Key Design 3: Streaming and Global Dual Modes¶
- Function: Supports online processing of videos of arbitrary lengths.
- Mechanism: The global mode processes all tokens at once to output a unified representation. The streaming mode uses a fixed-size sliding window, performing attention learning at each step on the union of the current window's tokens and the previously selected subset: \(T_{\text{sub}}^t = \text{Attention\_Learning}(T_t \cup T_{\text{sub}}^{t-1})\).
- Design Motivation: The global mode is suitable for offline analysis, while the streaming mode supports real-time scenarios (e.g., answering questions while watching a movie), making the representation independent of video length.
Loss & Training¶
Task-specific downstream objectives: temporal localization uses IoU distance + focal loss to train classification + regression heads; video QA uses the negative log-likelihood loss of autoregressive next-token prediction in MLLMs.
Key Experimental Results¶
Main Results 1: LVBench Video QA (Hour-Long Videos)¶
| Model | LLM Size | Overall | KIR | EU | Sum | ER | Rea | TG |
|---|---|---|---|---|---|---|---|---|
| Qwen2-VL | 72B | 41.3 | 38.3 | 41.1 | 46.6 | 38.0 | 46.5 | 41.4 |
| InternVL2 | 34B | 39.6 | 43.4 | 39.7 | 41.4 | 37.4 | 42.5 | 31.4 |
| SEAL | 34B | 45.9 | 51.5 | 41.3 | 39.7 | 47.9 | 43.3 | 32.3 |
SEAL, using a 34B model, outperforms the 72B Qwen2-VL by 4.6%, leading by 8.1% on KIR and 5.1% on ER, respectively.
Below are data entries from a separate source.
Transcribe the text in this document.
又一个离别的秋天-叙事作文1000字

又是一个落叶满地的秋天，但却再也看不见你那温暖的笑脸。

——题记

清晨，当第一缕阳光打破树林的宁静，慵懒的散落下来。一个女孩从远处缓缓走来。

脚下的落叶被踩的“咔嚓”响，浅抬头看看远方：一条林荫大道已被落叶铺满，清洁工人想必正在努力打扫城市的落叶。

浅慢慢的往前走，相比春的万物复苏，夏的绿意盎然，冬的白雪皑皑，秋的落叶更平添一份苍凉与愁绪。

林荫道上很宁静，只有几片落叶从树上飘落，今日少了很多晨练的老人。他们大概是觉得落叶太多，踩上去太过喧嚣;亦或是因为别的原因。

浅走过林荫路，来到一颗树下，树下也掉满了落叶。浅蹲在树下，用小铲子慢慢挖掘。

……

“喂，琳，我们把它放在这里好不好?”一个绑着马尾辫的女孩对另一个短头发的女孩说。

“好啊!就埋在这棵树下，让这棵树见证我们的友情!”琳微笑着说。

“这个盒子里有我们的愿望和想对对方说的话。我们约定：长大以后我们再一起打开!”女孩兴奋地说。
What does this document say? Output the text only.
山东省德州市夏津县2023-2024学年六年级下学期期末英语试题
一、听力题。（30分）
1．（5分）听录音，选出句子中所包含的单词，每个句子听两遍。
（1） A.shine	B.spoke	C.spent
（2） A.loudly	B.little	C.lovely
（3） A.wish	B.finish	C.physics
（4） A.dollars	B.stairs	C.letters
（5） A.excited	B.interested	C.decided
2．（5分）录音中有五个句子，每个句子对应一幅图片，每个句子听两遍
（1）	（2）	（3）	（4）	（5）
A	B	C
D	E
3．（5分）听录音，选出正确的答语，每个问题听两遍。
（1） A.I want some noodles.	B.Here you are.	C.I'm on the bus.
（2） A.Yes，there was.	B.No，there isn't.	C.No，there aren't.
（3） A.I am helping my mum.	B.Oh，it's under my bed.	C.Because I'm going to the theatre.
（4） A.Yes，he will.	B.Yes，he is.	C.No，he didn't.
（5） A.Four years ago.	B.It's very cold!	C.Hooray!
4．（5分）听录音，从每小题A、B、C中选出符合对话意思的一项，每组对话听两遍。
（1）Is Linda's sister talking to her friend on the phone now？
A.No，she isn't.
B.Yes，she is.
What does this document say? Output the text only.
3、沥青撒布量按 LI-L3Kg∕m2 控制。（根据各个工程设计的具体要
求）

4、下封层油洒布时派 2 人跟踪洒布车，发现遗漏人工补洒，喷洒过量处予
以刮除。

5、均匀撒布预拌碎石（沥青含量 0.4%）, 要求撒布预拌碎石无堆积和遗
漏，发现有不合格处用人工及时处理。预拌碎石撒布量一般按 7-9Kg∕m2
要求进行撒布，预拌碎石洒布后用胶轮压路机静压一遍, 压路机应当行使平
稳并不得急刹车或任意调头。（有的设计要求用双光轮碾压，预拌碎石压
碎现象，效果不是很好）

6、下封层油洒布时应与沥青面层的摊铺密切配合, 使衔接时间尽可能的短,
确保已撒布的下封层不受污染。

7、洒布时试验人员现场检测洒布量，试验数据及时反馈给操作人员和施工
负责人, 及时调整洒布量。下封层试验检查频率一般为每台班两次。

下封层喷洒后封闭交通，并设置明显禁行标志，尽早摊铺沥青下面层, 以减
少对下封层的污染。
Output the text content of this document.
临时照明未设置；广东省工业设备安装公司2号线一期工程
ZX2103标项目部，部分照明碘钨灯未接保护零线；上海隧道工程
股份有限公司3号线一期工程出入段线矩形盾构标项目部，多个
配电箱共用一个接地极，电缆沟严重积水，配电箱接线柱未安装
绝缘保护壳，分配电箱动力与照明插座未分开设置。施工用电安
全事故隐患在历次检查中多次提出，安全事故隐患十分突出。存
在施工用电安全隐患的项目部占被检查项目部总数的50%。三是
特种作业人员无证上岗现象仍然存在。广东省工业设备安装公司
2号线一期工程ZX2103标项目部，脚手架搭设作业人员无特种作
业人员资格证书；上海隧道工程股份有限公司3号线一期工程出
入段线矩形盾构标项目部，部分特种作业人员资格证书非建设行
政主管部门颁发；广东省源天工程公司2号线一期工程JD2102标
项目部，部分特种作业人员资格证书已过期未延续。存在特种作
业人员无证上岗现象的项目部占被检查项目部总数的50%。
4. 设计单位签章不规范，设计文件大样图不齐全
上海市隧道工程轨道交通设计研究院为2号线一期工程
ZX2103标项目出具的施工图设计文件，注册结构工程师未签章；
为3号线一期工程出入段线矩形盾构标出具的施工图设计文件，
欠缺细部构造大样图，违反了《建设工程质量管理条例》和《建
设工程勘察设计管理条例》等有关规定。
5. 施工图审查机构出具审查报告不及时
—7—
Main Results 2: Ego4D-NLQ Temporal Localization (Limited Token Constraints)¶
| Model | #Tokens | R@1 IoU=0.3 | R@1 IoU=0.5 | R@5 IoU=0.3 | R@5 IoU=0.5 |
|---|---|---|---|---|---|
| SnAG | 450 | 13.44 | 9.23 | 34.02 | 23.04 |
| SEAL | 450 | 13.78 | 9.26 | 34.79 | 23.10 |
| SnAG | 200 | 10.03 | 6.35 | 26.56 | 16.90 |
| SEAL | 200 | 10.83 | 7.06 | 27.39 | 17.41 |
Key Findings¶
- Semantic decomposition effectively reduces redundancy: models with fewer parameters can outperform larger ones.
- Action and object tokens contribute the most to KIR and ER tasks.
- Streaming mode performance is only slightly lower than that of the global mode, validating the feasibility of online representation updates.
- It does not rely on a specific LLM architecture; the unified representation can be interfaces with different prediction heads.
Highlights & Insights¶
- Cognitive Science-Inspired Design: The three types of semantic tokens highly align with the attention allocation mechanism of the human brain for videos.
- Unified Representation Cross-Task Generalization: The same representation can be integrated with different heads to perform QA and temporal localization without requiring task-specific encoding.
- Small Models Outperforming Large Models: This suggests that in video understanding, "what to look at" is more critical than "how large the model is." Efficient information selection can compensate for discrepancies in parameter sizes.
Limitations & Future Work¶
- Semantic decomposition relies on the quality of external models like SAM-2 and may fail in unconventional scenes (e.g., severe motion blur, heavy occlusion).
- The subset selection optimization is NP-hard. Grasping it with a greedy approximation might yield sub-optimal results.
- Performance on causal reasoning questions is relatively weak (e.g., "why" type questions).
- Video dialogue and multi-turn interaction scenarios have not yet been explored.
Related Work & Insights¶
- MovieChat: A long video method based on the Atkinson-Shiffrin memory model. SEAL also shows advantages on its dataset.
- SnAG: A baseline for temporal localization. SEAL consistently outperforms it under limited token constraints.
- TimeSformer: The backbone architecture for space-time attention blocks in SEAL.
Rating¶
⭐⭐⭐⭐ — The problem definition is clear, and the design combining semantic decomposition and attention learning is both elegant and practical. Outstanding performance of the 34B model surpassing the 72B model on LVBench is highly convincing. The greedy approximation for subset selection and reliance on external models remain the primary weaknesses.